Of course, like you implied, all of this is just speculation and we really need the actual retail copy to make any true proclamations on final build. But this forum is over the demo, not the retail version, which is what I wrote my comment on. I never made any comment about what I said being a reflect of the final build of the game. I did say that if this is what we are to expect from the final build, then I will "sit this adventure out". I have no idea what to expect from the final build, other than what the demo told me or what I haver read or seen. The demo was quite bad on its own merit. If this is what we are to expect form the retail version, then I, for one, am very disappointed. I have looked forward to this game for a very long time, way back when it looked completely different (but really awesome! I still don't quite understand why they scraped their original idea and started anew).

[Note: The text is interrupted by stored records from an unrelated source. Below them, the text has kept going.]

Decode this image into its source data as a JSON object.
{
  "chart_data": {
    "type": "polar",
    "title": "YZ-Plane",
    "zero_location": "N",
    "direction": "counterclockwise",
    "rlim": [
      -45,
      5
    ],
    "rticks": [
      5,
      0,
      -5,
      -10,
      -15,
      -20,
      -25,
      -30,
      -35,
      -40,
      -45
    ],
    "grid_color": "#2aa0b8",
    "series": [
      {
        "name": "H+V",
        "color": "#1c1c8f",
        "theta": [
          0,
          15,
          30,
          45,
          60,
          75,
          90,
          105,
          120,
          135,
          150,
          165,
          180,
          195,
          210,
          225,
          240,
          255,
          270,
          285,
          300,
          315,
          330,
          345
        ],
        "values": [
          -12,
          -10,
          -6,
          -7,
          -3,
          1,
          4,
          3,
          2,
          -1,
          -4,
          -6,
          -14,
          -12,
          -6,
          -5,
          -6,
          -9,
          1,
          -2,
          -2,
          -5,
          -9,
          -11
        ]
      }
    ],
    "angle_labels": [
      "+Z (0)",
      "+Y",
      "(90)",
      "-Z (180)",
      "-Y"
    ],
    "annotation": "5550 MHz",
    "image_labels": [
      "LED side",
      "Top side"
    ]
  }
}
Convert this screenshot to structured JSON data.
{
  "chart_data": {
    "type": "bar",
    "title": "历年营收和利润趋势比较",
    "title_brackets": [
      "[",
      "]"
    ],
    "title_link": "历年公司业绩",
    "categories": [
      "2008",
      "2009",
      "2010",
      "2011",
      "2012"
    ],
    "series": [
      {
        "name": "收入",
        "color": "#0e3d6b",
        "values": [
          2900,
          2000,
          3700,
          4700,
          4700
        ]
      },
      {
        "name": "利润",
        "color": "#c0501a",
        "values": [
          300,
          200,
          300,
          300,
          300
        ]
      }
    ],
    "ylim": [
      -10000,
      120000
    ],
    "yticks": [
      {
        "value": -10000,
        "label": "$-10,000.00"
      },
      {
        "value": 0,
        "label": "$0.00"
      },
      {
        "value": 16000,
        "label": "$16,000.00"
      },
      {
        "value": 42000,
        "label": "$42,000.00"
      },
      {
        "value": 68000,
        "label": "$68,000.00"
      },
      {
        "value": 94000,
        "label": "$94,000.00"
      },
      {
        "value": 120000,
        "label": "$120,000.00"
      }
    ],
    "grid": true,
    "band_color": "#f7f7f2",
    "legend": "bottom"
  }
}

But if it ends up being much better than the demo, then there will be no one more happy then me!
I appreciate your reply and I believe that you make some really good points, but you rely on believing that the demo will be nothing like the final build, which is not a very good argument. Both you and I have no idea what the final build is going to be like, only what Ubisoft has shown us and told us. It is very possible that the demo was taken directly from the final build, but I would agree that it is not very plausible. It's hard to convince anyone of something that they have no proof of, which is your argument of trying to validate the demo on "possible" details that the retail copy may or may not deliver. I wrote my review on the demo, not the retail copy. If the retail copy has fixed all the things that I disliked about the demo, then FANTASTIC! But neither you or I can prove that as of yet.

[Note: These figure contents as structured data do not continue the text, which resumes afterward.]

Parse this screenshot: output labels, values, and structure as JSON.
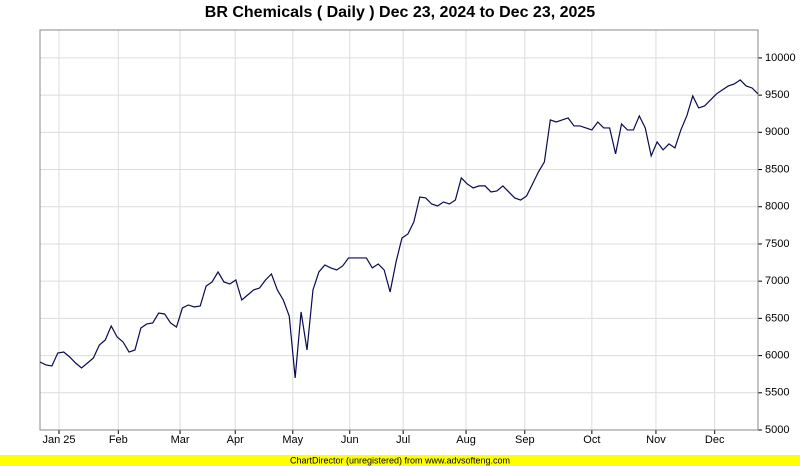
{
  "chart_data": {
    "type": "line",
    "title": "BR Chemicals ( Daily ) Dec 23, 2024 to Dec 23, 2025",
    "footer": "ChartDirector (unregistered) from www.advsofteng.com",
    "series": [
      {
        "name": "BR Chemicals",
        "color": "#0a0a50",
        "values": [
          5914,
          5874,
          5860,
          6035,
          6048,
          5981,
          5900,
          5833,
          5900,
          5968,
          6142,
          6210,
          6398,
          6250,
          6183,
          6048,
          6075,
          6371,
          6425,
          6438,
          6572,
          6559,
          6438,
          6384,
          6640,
          6680,
          6653,
          6667,
          6935,
          6989,
          7124,
          6989,
          6962,
          7016,
          6747,
          6814,
          6882,
          6908,
          7016,
          7097,
          6882,
          6747,
          6532,
          5699,
          6586,
          6075,
          6882,
          7124,
          7218,
          7178,
          7150,
          7204,
          7312,
          7312,
          7312,
          7312,
          7178,
          7231,
          7150,
          6855,
          7258,
          7580,
          7634,
          7796,
          8131,
          8118,
          8037,
          8010,
          8064,
          8037,
          8090,
          8387,
          8306,
          8253,
          8280,
          8280,
          8199,
          8212,
          8280,
          8199,
          8118,
          8090,
          8145,
          8306,
          8468,
          8602,
          9166,
          9139,
          9166,
          9193,
          9086,
          9086,
          9059,
          9032,
          9139,
          9059,
          9059,
          8710,
          9112,
          9032,
          9032,
          9220,
          9059,
          8683,
          8871,
          8764,
          8844,
          8791,
          9032,
          9220,
          9489,
          9328,
          9354,
          9435,
          9516,
          9570,
          9623,
          9650,
          9704,
          9623,
          9596,
          9516
        ]
      }
    ],
    "xlim": [
      0,
      121
    ],
    "xticks": [
      {
        "value": 3.2,
        "label": "Jan 25"
      },
      {
        "value": 13.2,
        "label": "Feb"
      },
      {
        "value": 23.6,
        "label": "Mar"
      },
      {
        "value": 32.9,
        "label": "Apr"
      },
      {
        "value": 42.6,
        "label": "May"
      },
      {
        "value": 52.2,
        "label": "Jun"
      },
      {
        "value": 61.2,
        "label": "Jul"
      },
      {
        "value": 71.8,
        "label": "Aug"
      },
      {
        "value": 81.7,
        "label": "Sep"
      },
      {
        "value": 93.0,
        "label": "Oct"
      },
      {
        "value": 103.8,
        "label": "Nov"
      },
      {
        "value": 113.7,
        "label": "Dec"
      }
    ],
    "ylim": [
      5000,
      10375
    ],
    "yticks": [
      5000,
      5500,
      6000,
      6500,
      7000,
      7500,
      8000,
      8500,
      9000,
      9500,
      10000
    ],
    "grid": true
  }
}
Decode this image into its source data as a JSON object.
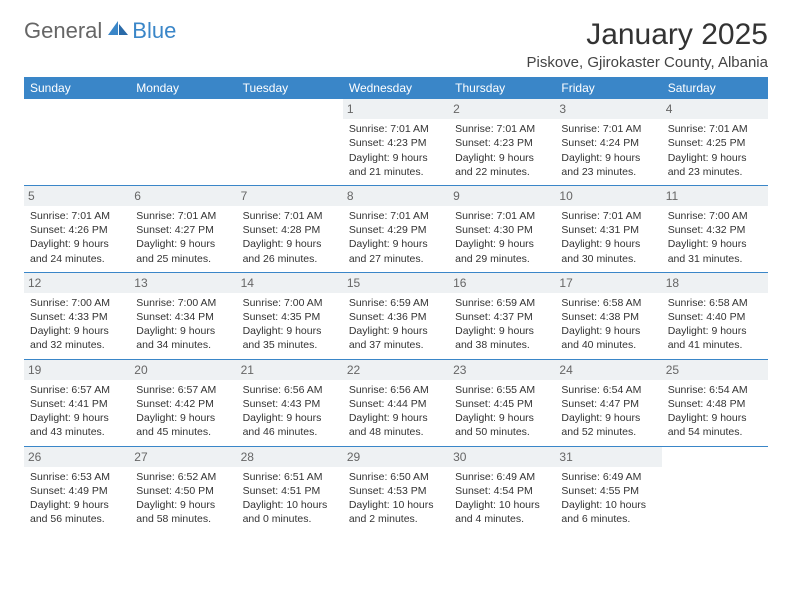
{
  "logo": {
    "general": "General",
    "blue": "Blue"
  },
  "title": "January 2025",
  "location": "Piskove, Gjirokaster County, Albania",
  "colors": {
    "header_bg": "#3a86c8",
    "header_text": "#ffffff",
    "daynum_bg": "#eef1f3",
    "daynum_text": "#666666",
    "cell_border": "#3a86c8",
    "body_text": "#333333"
  },
  "dow": [
    "Sunday",
    "Monday",
    "Tuesday",
    "Wednesday",
    "Thursday",
    "Friday",
    "Saturday"
  ],
  "weeks": [
    [
      null,
      null,
      null,
      {
        "n": "1",
        "sr": "7:01 AM",
        "ss": "4:23 PM",
        "dl": "9 hours and 21 minutes."
      },
      {
        "n": "2",
        "sr": "7:01 AM",
        "ss": "4:23 PM",
        "dl": "9 hours and 22 minutes."
      },
      {
        "n": "3",
        "sr": "7:01 AM",
        "ss": "4:24 PM",
        "dl": "9 hours and 23 minutes."
      },
      {
        "n": "4",
        "sr": "7:01 AM",
        "ss": "4:25 PM",
        "dl": "9 hours and 23 minutes."
      }
    ],
    [
      {
        "n": "5",
        "sr": "7:01 AM",
        "ss": "4:26 PM",
        "dl": "9 hours and 24 minutes."
      },
      {
        "n": "6",
        "sr": "7:01 AM",
        "ss": "4:27 PM",
        "dl": "9 hours and 25 minutes."
      },
      {
        "n": "7",
        "sr": "7:01 AM",
        "ss": "4:28 PM",
        "dl": "9 hours and 26 minutes."
      },
      {
        "n": "8",
        "sr": "7:01 AM",
        "ss": "4:29 PM",
        "dl": "9 hours and 27 minutes."
      },
      {
        "n": "9",
        "sr": "7:01 AM",
        "ss": "4:30 PM",
        "dl": "9 hours and 29 minutes."
      },
      {
        "n": "10",
        "sr": "7:01 AM",
        "ss": "4:31 PM",
        "dl": "9 hours and 30 minutes."
      },
      {
        "n": "11",
        "sr": "7:00 AM",
        "ss": "4:32 PM",
        "dl": "9 hours and 31 minutes."
      }
    ],
    [
      {
        "n": "12",
        "sr": "7:00 AM",
        "ss": "4:33 PM",
        "dl": "9 hours and 32 minutes."
      },
      {
        "n": "13",
        "sr": "7:00 AM",
        "ss": "4:34 PM",
        "dl": "9 hours and 34 minutes."
      },
      {
        "n": "14",
        "sr": "7:00 AM",
        "ss": "4:35 PM",
        "dl": "9 hours and 35 minutes."
      },
      {
        "n": "15",
        "sr": "6:59 AM",
        "ss": "4:36 PM",
        "dl": "9 hours and 37 minutes."
      },
      {
        "n": "16",
        "sr": "6:59 AM",
        "ss": "4:37 PM",
        "dl": "9 hours and 38 minutes."
      },
      {
        "n": "17",
        "sr": "6:58 AM",
        "ss": "4:38 PM",
        "dl": "9 hours and 40 minutes."
      },
      {
        "n": "18",
        "sr": "6:58 AM",
        "ss": "4:40 PM",
        "dl": "9 hours and 41 minutes."
      }
    ],
    [
      {
        "n": "19",
        "sr": "6:57 AM",
        "ss": "4:41 PM",
        "dl": "9 hours and 43 minutes."
      },
      {
        "n": "20",
        "sr": "6:57 AM",
        "ss": "4:42 PM",
        "dl": "9 hours and 45 minutes."
      },
      {
        "n": "21",
        "sr": "6:56 AM",
        "ss": "4:43 PM",
        "dl": "9 hours and 46 minutes."
      },
      {
        "n": "22",
        "sr": "6:56 AM",
        "ss": "4:44 PM",
        "dl": "9 hours and 48 minutes."
      },
      {
        "n": "23",
        "sr": "6:55 AM",
        "ss": "4:45 PM",
        "dl": "9 hours and 50 minutes."
      },
      {
        "n": "24",
        "sr": "6:54 AM",
        "ss": "4:47 PM",
        "dl": "9 hours and 52 minutes."
      },
      {
        "n": "25",
        "sr": "6:54 AM",
        "ss": "4:48 PM",
        "dl": "9 hours and 54 minutes."
      }
    ],
    [
      {
        "n": "26",
        "sr": "6:53 AM",
        "ss": "4:49 PM",
        "dl": "9 hours and 56 minutes."
      },
      {
        "n": "27",
        "sr": "6:52 AM",
        "ss": "4:50 PM",
        "dl": "9 hours and 58 minutes."
      },
      {
        "n": "28",
        "sr": "6:51 AM",
        "ss": "4:51 PM",
        "dl": "10 hours and 0 minutes."
      },
      {
        "n": "29",
        "sr": "6:50 AM",
        "ss": "4:53 PM",
        "dl": "10 hours and 2 minutes."
      },
      {
        "n": "30",
        "sr": "6:49 AM",
        "ss": "4:54 PM",
        "dl": "10 hours and 4 minutes."
      },
      {
        "n": "31",
        "sr": "6:49 AM",
        "ss": "4:55 PM",
        "dl": "10 hours and 6 minutes."
      },
      null
    ]
  ],
  "labels": {
    "sunrise": "Sunrise:",
    "sunset": "Sunset:",
    "daylight": "Daylight:"
  }
}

http://www.youtube.com/watch?v=fJvLCFHWXMw (In this video, the first 12 minutes of the co-op mode are shown. In it, you can clearly see that the pistols have unlimited ammunition.)
Thanks for your feedback IV; first have to comment on your perspective of the game not being compressed for demo use. Below are comments made by Max Beland, creative director on Conviction:
Splinter Cell: Conviction "a little bit harder" than Xbox Live's demo
Ubisoft creative director Maxime Beland reveals between the demo and the full retail game "some tweaking" took place, making it a bit harder.

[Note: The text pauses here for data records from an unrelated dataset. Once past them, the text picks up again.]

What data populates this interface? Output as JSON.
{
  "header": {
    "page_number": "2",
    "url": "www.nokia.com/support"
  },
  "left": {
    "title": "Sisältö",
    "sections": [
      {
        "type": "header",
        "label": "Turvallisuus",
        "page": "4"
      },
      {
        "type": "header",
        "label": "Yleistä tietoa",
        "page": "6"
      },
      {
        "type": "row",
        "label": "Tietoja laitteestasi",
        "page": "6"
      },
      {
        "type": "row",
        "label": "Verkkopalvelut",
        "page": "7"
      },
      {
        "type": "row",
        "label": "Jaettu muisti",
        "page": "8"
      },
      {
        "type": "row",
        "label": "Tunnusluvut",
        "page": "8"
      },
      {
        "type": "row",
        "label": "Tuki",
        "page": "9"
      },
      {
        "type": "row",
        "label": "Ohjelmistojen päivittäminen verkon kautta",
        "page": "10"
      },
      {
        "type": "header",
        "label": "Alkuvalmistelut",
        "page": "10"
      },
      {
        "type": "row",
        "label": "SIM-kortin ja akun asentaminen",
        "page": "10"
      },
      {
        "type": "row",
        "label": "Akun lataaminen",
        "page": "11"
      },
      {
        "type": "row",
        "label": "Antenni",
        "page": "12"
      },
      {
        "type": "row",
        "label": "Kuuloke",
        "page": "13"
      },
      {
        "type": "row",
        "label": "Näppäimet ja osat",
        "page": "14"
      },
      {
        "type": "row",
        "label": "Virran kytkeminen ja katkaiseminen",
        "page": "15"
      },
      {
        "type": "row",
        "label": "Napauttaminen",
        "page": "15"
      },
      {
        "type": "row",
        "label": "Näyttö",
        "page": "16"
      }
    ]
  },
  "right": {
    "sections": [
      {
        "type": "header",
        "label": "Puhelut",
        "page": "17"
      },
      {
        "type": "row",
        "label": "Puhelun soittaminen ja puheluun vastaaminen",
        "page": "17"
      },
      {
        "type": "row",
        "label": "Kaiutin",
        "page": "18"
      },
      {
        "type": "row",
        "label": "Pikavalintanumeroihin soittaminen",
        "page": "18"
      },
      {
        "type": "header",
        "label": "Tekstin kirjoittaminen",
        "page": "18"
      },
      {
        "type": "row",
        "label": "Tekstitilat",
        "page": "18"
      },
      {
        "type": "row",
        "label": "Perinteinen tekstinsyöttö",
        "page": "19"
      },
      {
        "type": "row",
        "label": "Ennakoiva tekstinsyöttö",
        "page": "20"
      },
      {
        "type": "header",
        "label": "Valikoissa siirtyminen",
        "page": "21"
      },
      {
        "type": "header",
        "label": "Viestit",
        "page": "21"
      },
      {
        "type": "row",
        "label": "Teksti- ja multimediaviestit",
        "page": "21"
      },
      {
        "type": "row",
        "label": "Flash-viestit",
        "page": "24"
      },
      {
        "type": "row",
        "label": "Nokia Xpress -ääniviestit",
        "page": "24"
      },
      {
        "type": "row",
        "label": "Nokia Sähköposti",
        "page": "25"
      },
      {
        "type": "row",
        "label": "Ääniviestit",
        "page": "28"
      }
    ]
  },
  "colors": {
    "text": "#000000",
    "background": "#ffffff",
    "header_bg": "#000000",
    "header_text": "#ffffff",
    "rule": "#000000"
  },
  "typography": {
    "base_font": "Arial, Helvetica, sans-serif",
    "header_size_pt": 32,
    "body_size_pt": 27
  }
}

The team built the demo "kind of fast" and it was more a "compilation of great moments" than offering anything narrative. It's out this month.
"The final game is going to be a little bit harder and realistic," Beland told GameTrailers, reports VG247. "We did some tweaking between when we released the demo and when we'll release the game. What I know is we built the demo kind of fast. If you love the demo, I know you're going to love the game."
"The bathroom interrogation in the demo is really in the beginning of the game and a map that is a lot later in the game. We wanted the demo to give a taste of the game when you had more gadgets so we took a slice of the game that was later on," he continued.
"In the final game, you're going to get to see more of the progression of Sam in the story, you're going to get to live that. In the demo, it was a bit more compressed. The story wasn't as strong in the demo; it was more of a compilation of great moments."
With that said I think it's fair to say it wasn't taken from the final build, infact the level which you infiltrate the warehouse was revamped with enemy AI posted in certain places to showcase the games highlights. I've seen videos titles TGS walkthrough where the montreal does a playthrough on the very same level, but it's completely different. It's really tough to judge though without getting our hands on the final product. I'll I know is the demo reinsured myself that i will have an absolute blast playing the full game... I can't wait.